OpenAI recently released GPT-5.6, claiming it delivers higher performance at a lower cost than the previous generation. API prices have dropped again, and the amount of work that fits within the same budget has grown. Faced with this news, many practitioners' minds jump to the same question: is it time to switch subscription plans?

The question itself is natural. But there's something worth checking before you answer it.

Once the Tools Level Off

In the early 1990s, once spreadsheet software had spread through most offices, simply knowing how to use one stopped being a differentiator before long. What created a gap in practice after that wasn't whether you'd adopted the software. It was judgment — what problem you solved with the same tool, how you solved it, and where you started looking when a number came out wrong.

AI model prices have fallen fast over the past two years. Accessing a high-performance model in 2023 cost tens of times more than a comparably capable model does today. This GPT-5.6 announcement is simply the latest chapter in that trend. It's not just OpenAI, either — Google, Anthropic, Meta, and the other major providers are all racing in the same direction. If this pace holds, the window in which "which model you use" functions as a real barrier to entry keeps shrinking.

There's a common expectation that as AI gets cheaper, gaps between people narrow. That's not wrong, in the sense that more people gain access to better tools. But for that to actually play out, one condition has to hold: that the difference in ability among the people using the tool isn't very large to begin with. Whether that assumption actually holds is a separate question.

What Splits Apart on the Same Model

Among the variables that determine the quality of AI output, model choice matters less than you'd think. Performance differences between models certainly exist — in controlled tests, newer models consistently beat older ones. The problem is that a working environment is not a controlled test.

Feed the same model the same prompt, and one person will use the result as-is, another will cross-check the key figures against an independent source, and a third will catch the premise missing from the logic. The gap between the final outputs these three paths produce is bigger than the gap between model versions.

The stronger the model gets, the sharper this divide becomes. The more polished the output looks, the stronger the pull to accept it at face value. Grammar errors vanish, sentences read more smoothly, and the logic flows more naturally — which means errors now arrive wrapped in more persuasive language.

In 2023, a lawyer in a New York court filed a legal brief drafted with ChatGPT that cited six court cases that didn't actually exist. The filing went in as the AI had produced it, and the fabrication only surfaced when the court tried to verify the citations itself. This isn't a problem confined to law. The more fluent AI output becomes, the more often it slides through without a second look — and in that environment, the cost paid by someone who hasn't built the habit of verification only rises as the models get better.

The Capability That Builds Outside the Tool

Knowing what to hand off to AI and what to hold onto yourself isn't a skill that develops automatically just because you spend more hours using AI. When you genuinely know a field, you can immediately sense whether a conclusion falls within the range of common sense. What a given customer responds to, which line of reasoning actually holds up in practice — none of that lives inside the text AI processes. It's built from real experience.

The range of what AI can handle keeps expanding. In drafting, summarizing, classifying, and writing code, the speed gap between AI and people has already widened considerably.
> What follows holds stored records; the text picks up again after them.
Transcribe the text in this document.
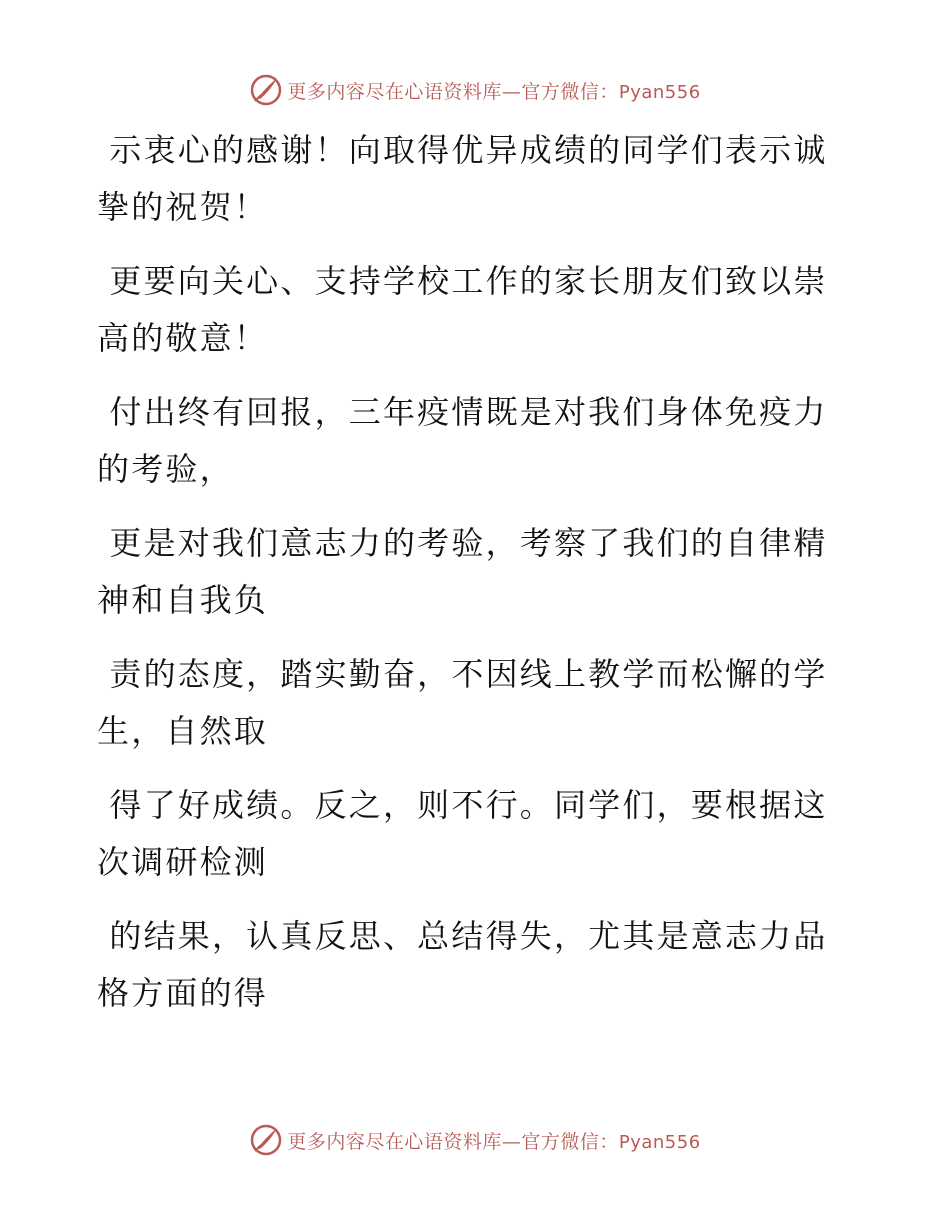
更多内容尽在心语资料库—官方微信：Pyan556

示衷心的感谢！向取得优异成绩的同学们表示诚
挚的祝贺！

更要向关心、支持学校工作的家长朋友们致以崇
高的敬意！

付出终有回报，三年疫情既是对我们身体免疫力
的考验，

更是对我们意志力的考验，考察了我们的自律精
神和自我负

责的态度，踏实勤奋，不因线上教学而松懈的学
生，自然取

得了好成绩。反之，则不行。同学们，要根据这
次调研检测

的结果，认真反思、总结得失，尤其是意志力品
格方面的得

更多内容尽在心语资料库—官方微信：Pyan556
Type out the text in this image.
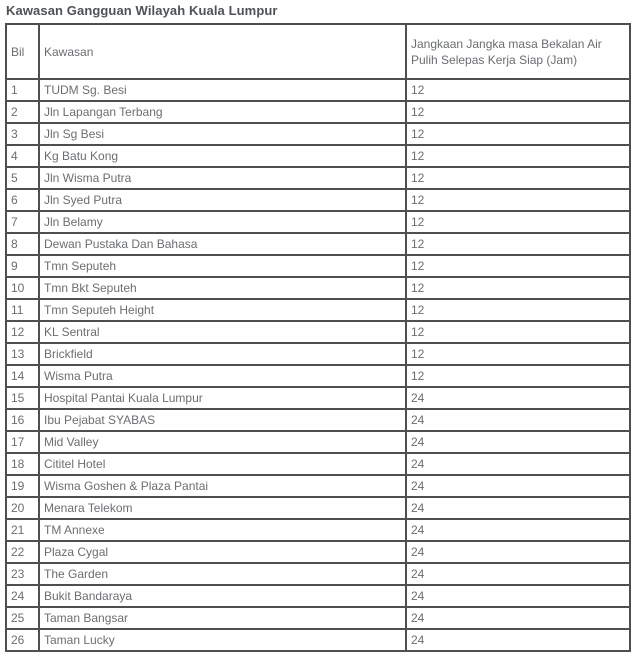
Kawasan Gangguan Wilayah Kuala Lumpur
Bil	Kawasan	Jangkaan Jangka masa Bekalan Air Pulih Selepas Kerja Siap (Jam)

1	TUDM Sg. Besi	12
2	Jln Lapangan Terbang	12
3	Jln Sg Besi	12
4	Kg Batu Kong	12
5	Jln Wisma Putra	12
6	Jln Syed Putra	12
7	Jln Belamy	12
8	Dewan Pustaka Dan Bahasa	12
9	Tmn Seputeh	12
10	Tmn Bkt Seputeh	12
11	Tmn Seputeh Height	12
12	KL Sentral	12
13	Brickfield	12
14	Wisma Putra	12
15	Hospital Pantai Kuala Lumpur	24
16	Ibu Pejabat SYABAS	24
17	Mid Valley	24
18	Cititel Hotel	24
19	Wisma Goshen & Plaza Pantai	24
20	Menara Telekom	24
21	TM Annexe	24
22	Plaza Cygal	24
23	The Garden	24
24	Bukit Bandaraya	24
25	Taman Bangsar	24
26	Taman Lucky	24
Once you accept that, the question changes. It stops being "which model is better" and becomes "what am I adding to what the AI produces."

People who can answer that second question benefit as AI gets cheaper — the same judgment now lets them handle more work at a lower cost. For everyone else, a stronger model doesn't actually raise the quality of the output. It just produces roughly the same result faster, and more convincingly.

If a large share of what comes out of the model you're using today goes out the door unedited, upgrading to a better model — until that gap closes — only deepens your dependence on it. Before you check your AI subscription bill, check how closely you're actually reading what your current model produces.